Contexte : pourquoi à Marrakech vit-on sur le toit
Marrakech se situe au pied de l’Atlas, dans une zone au climat semi-désertique. Les journées sont chaudes, les nuits fraîches et l’humidité reste faible la majeure partie de l’année. Les ruelles de la médina sont étroites, ombragées, souvent privées de vue sur le ciel. Le toit devient alors un refuge naturel : là où il y a de l’espace, de l’air et une vue dégagée.

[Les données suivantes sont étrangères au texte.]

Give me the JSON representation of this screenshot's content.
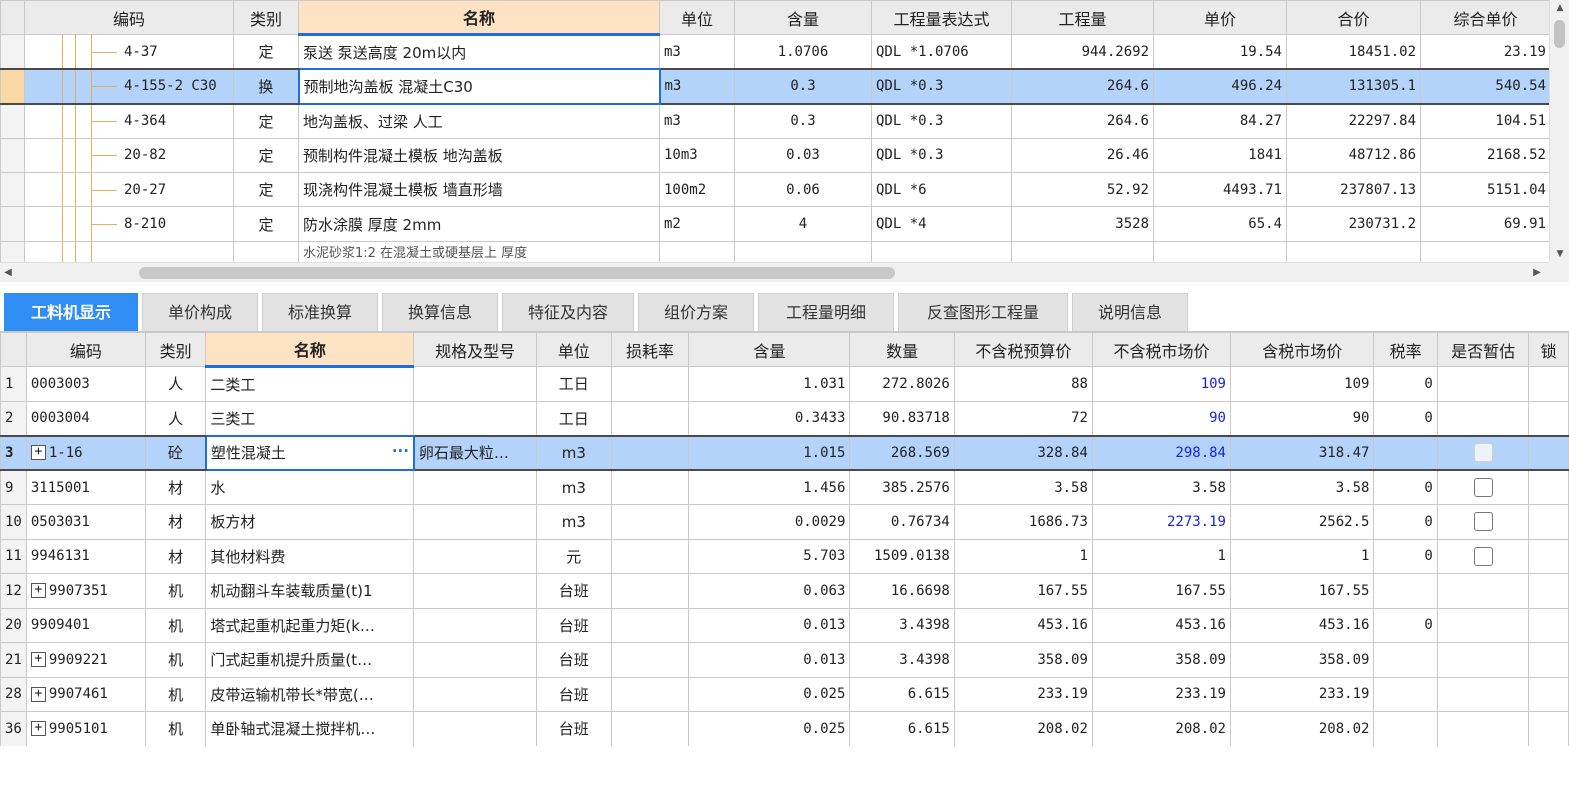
{
  "upper_grid": {
    "columns": [
      "编码",
      "类别",
      "名称",
      "单位",
      "含量",
      "工程量表达式",
      "工程量",
      "单价",
      "合价",
      "综合单价"
    ],
    "rows": [
      {
        "code": "4-37",
        "type": "定",
        "name": "泵送 泵送高度 20m以内",
        "unit": "m3",
        "content": "1.0706",
        "expr": "QDL *1.0706",
        "qty": "944.2692",
        "price": "19.54",
        "total": "18451.02",
        "unit_price": "23.19"
      },
      {
        "code": "4-155-2 C30",
        "type": "换",
        "name": "预制地沟盖板 混凝土C30",
        "unit": "m3",
        "content": "0.3",
        "expr": "QDL *0.3",
        "qty": "264.6",
        "price": "496.24",
        "total": "131305.1",
        "unit_price": "540.54"
      },
      {
        "code": "4-364",
        "type": "定",
        "name": "地沟盖板、过梁 人工",
        "unit": "m3",
        "content": "0.3",
        "expr": "QDL *0.3",
        "qty": "264.6",
        "price": "84.27",
        "total": "22297.84",
        "unit_price": "104.51"
      },
      {
        "code": "20-82",
        "type": "定",
        "name": "预制构件混凝土模板 地沟盖板",
        "unit": "10m3",
        "content": "0.03",
        "expr": "QDL *0.3",
        "qty": "26.46",
        "price": "1841",
        "total": "48712.86",
        "unit_price": "2168.52"
      },
      {
        "code": "20-27",
        "type": "定",
        "name": "现浇构件混凝土模板 墙直形墙",
        "unit": "100m2",
        "content": "0.06",
        "expr": "QDL *6",
        "qty": "52.92",
        "price": "4493.71",
        "total": "237807.13",
        "unit_price": "5151.04"
      },
      {
        "code": "8-210",
        "type": "定",
        "name": "防水涂膜 厚度 2mm",
        "unit": "m2",
        "content": "4",
        "expr": "QDL *4",
        "qty": "3528",
        "price": "65.4",
        "total": "230731.2",
        "unit_price": "69.91"
      }
    ],
    "partial_row_name": "水泥砂浆1:2 在混凝土或硬基层上 厚度"
  },
  "tabs": [
    "工料机显示",
    "单价构成",
    "标准换算",
    "换算信息",
    "特征及内容",
    "组价方案",
    "工程量明细",
    "反查图形工程量",
    "说明信息"
  ],
  "lower_grid": {
    "columns": [
      "编码",
      "类别",
      "名称",
      "规格及型号",
      "单位",
      "损耗率",
      "含量",
      "数量",
      "不含税预算价",
      "不含税市场价",
      "含税市场价",
      "税率",
      "是否暂估",
      "锁"
    ],
    "rows": [
      {
        "no": "1",
        "code": "0003003",
        "expand": false,
        "type": "人",
        "name": "二类工",
        "spec": "",
        "unit": "工日",
        "loss": "",
        "content": "1.031",
        "qty": "272.8026",
        "budget": "88",
        "market": "109",
        "market_blue": true,
        "tax_market": "109",
        "tax_rate": "0",
        "check": ""
      },
      {
        "no": "2",
        "code": "0003004",
        "expand": false,
        "type": "人",
        "name": "三类工",
        "spec": "",
        "unit": "工日",
        "loss": "",
        "content": "0.3433",
        "qty": "90.83718",
        "budget": "72",
        "market": "90",
        "market_blue": true,
        "tax_market": "90",
        "tax_rate": "0",
        "check": ""
      },
      {
        "no": "3",
        "code": "1-16",
        "expand": true,
        "type": "砼",
        "name": "塑性混凝土",
        "spec": "卵石最大粒…",
        "unit": "m3",
        "loss": "",
        "content": "1.015",
        "qty": "268.569",
        "budget": "328.84",
        "market": "298.84",
        "market_blue": true,
        "tax_market": "318.47",
        "tax_rate": "",
        "check": "dim"
      },
      {
        "no": "9",
        "code": "3115001",
        "expand": false,
        "type": "材",
        "name": "水",
        "spec": "",
        "unit": "m3",
        "loss": "",
        "content": "1.456",
        "qty": "385.2576",
        "budget": "3.58",
        "market": "3.58",
        "market_blue": false,
        "tax_market": "3.58",
        "tax_rate": "0",
        "check": "box"
      },
      {
        "no": "10",
        "code": "0503031",
        "expand": false,
        "type": "材",
        "name": "板方材",
        "spec": "",
        "unit": "m3",
        "loss": "",
        "content": "0.0029",
        "qty": "0.76734",
        "budget": "1686.73",
        "market": "2273.19",
        "market_blue": true,
        "tax_market": "2562.5",
        "tax_rate": "0",
        "check": "box"
      },
      {
        "no": "11",
        "code": "9946131",
        "expand": false,
        "type": "材",
        "name": "其他材料费",
        "spec": "",
        "unit": "元",
        "loss": "",
        "content": "5.703",
        "qty": "1509.0138",
        "budget": "1",
        "market": "1",
        "market_blue": false,
        "tax_market": "1",
        "tax_rate": "0",
        "check": "box"
      },
      {
        "no": "12",
        "code": "9907351",
        "expand": true,
        "type": "机",
        "name": "机动翻斗车装载质量(t)1",
        "spec": "",
        "unit": "台班",
        "loss": "",
        "content": "0.063",
        "qty": "16.6698",
        "budget": "167.55",
        "market": "167.55",
        "market_blue": false,
        "tax_market": "167.55",
        "tax_rate": "",
        "check": ""
      },
      {
        "no": "20",
        "code": "9909401",
        "expand": false,
        "type": "机",
        "name": "塔式起重机起重力矩(k…",
        "spec": "",
        "unit": "台班",
        "loss": "",
        "content": "0.013",
        "qty": "3.4398",
        "budget": "453.16",
        "market": "453.16",
        "market_blue": false,
        "tax_market": "453.16",
        "tax_rate": "0",
        "check": ""
      },
      {
        "no": "21",
        "code": "9909221",
        "expand": true,
        "type": "机",
        "name": "门式起重机提升质量(t…",
        "spec": "",
        "unit": "台班",
        "loss": "",
        "content": "0.013",
        "qty": "3.4398",
        "budget": "358.09",
        "market": "358.09",
        "market_blue": false,
        "tax_market": "358.09",
        "tax_rate": "",
        "check": ""
      },
      {
        "no": "28",
        "code": "9907461",
        "expand": true,
        "type": "机",
        "name": "皮带运输机带长*带宽(…",
        "spec": "",
        "unit": "台班",
        "loss": "",
        "content": "0.025",
        "qty": "6.615",
        "budget": "233.19",
        "market": "233.19",
        "market_blue": false,
        "tax_market": "233.19",
        "tax_rate": "",
        "check": ""
      },
      {
        "no": "36",
        "code": "9905101",
        "expand": true,
        "type": "机",
        "name": "单卧轴式混凝土搅拌机…",
        "spec": "",
        "unit": "台班",
        "loss": "",
        "content": "0.025",
        "qty": "6.615",
        "budget": "208.02",
        "market": "208.02",
        "market_blue": false,
        "tax_market": "208.02",
        "tax_rate": "",
        "check": ""
      }
    ]
  },
  "colors": {
    "selection": "#b3d3fb",
    "active_tab": "#2f8df3",
    "name_header": "#fde3c4",
    "market_blue": "#1a22e0"
  },
  "icons": {
    "expand": "plus-box-icon",
    "more": "ellipsis-icon",
    "scroll_up": "triangle-up-icon",
    "scroll_down": "triangle-down-icon",
    "scroll_left": "triangle-left-icon",
    "scroll_right": "triangle-right-icon"
  }
}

Les riads traditionnels — maisons à cour intérieure — possèdent des toits plats entourés de parapets. Ils servent de terrasses fonctionnelles : pour sécher le linge, se retrouver, dormir les nuits de chaleur. Ce n’est pas un espace d’apparat, mais un lieu quotidien, intime et remarquablement fonctionnel. L’architecture contemporaine à Marrakech reprend cette logique en l’adaptant aux nouveaux matériaux et aux attentes actuelles.
La maison de Guéliz, conçue pour un couple avec deux enfants, se trouve dans un quartier calme et bâti en dehors du centre. Le terrain fait 280 mètres carrés, entouré par les murs des propriétés voisines. La vue ? Uniquement vers le ciel. Et c’est précisément pour cette raison que le toit est devenu l’élément clé du projet.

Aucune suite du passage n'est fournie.